FrED ALLEN
Born John Florence Sullivan on May 31, 1894, Fred Allen began his career in vaudeville before becoming one of radio’s most acerbic and admired wits.
Allen and his wife, former chorus girl Portland Hoffa, began their radio career on October 23, 1932, starring on The Linit Bath Club Revue. By 1934, Allen was starring on Town Hall Tonight, a one-hour show which featured Allen examining current events and interviewing unusual guests. It was here that Allen began radio’s longest-running “feud” in 1937, when he made a series of jokes about fellow comedian Jack Benny.Allen’s best-remembered feature was “Allen’s Alley,” a weekly segment in which he would discuss issues of the day with eccentric creations like the blustery Senator Claghorn, Brooklyn housewife Pansy Nussbaum and stoic New Englander Titus Moody.

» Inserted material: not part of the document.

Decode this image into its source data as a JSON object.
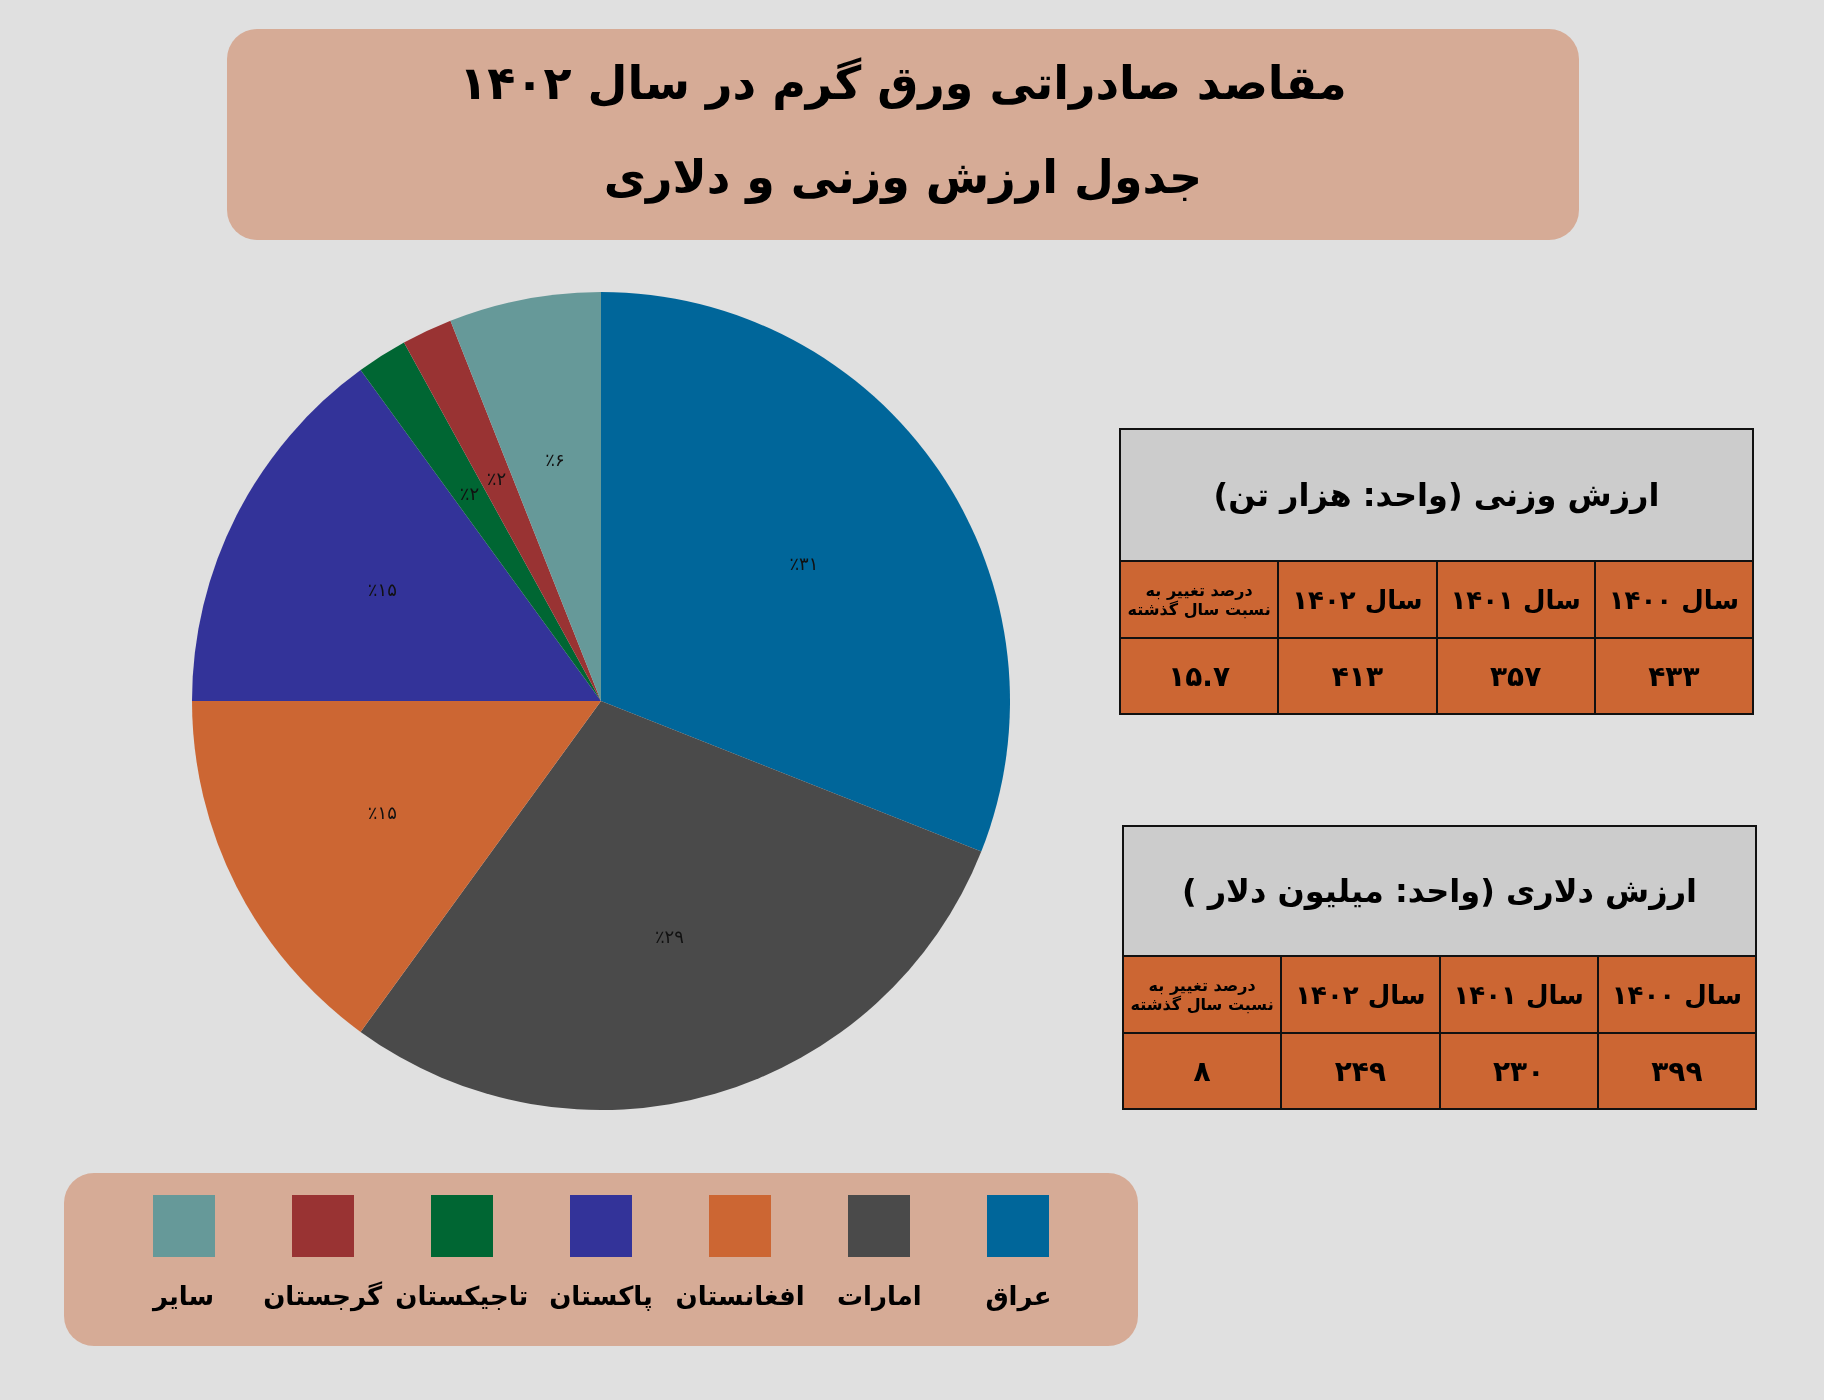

Allen was known to read up to nine newspapers a day and often spent 12 to 14 hours a day writing and re-writing his scripts.
Poor health forced Allen off the air in 1944, but he returned in the fall of 1945 with The Fred Allen Show, which lasted until June 26, 1949.
Fred Allen died on March 17, 1956.
He was inducted into the Radio Hall of Fame in 1988.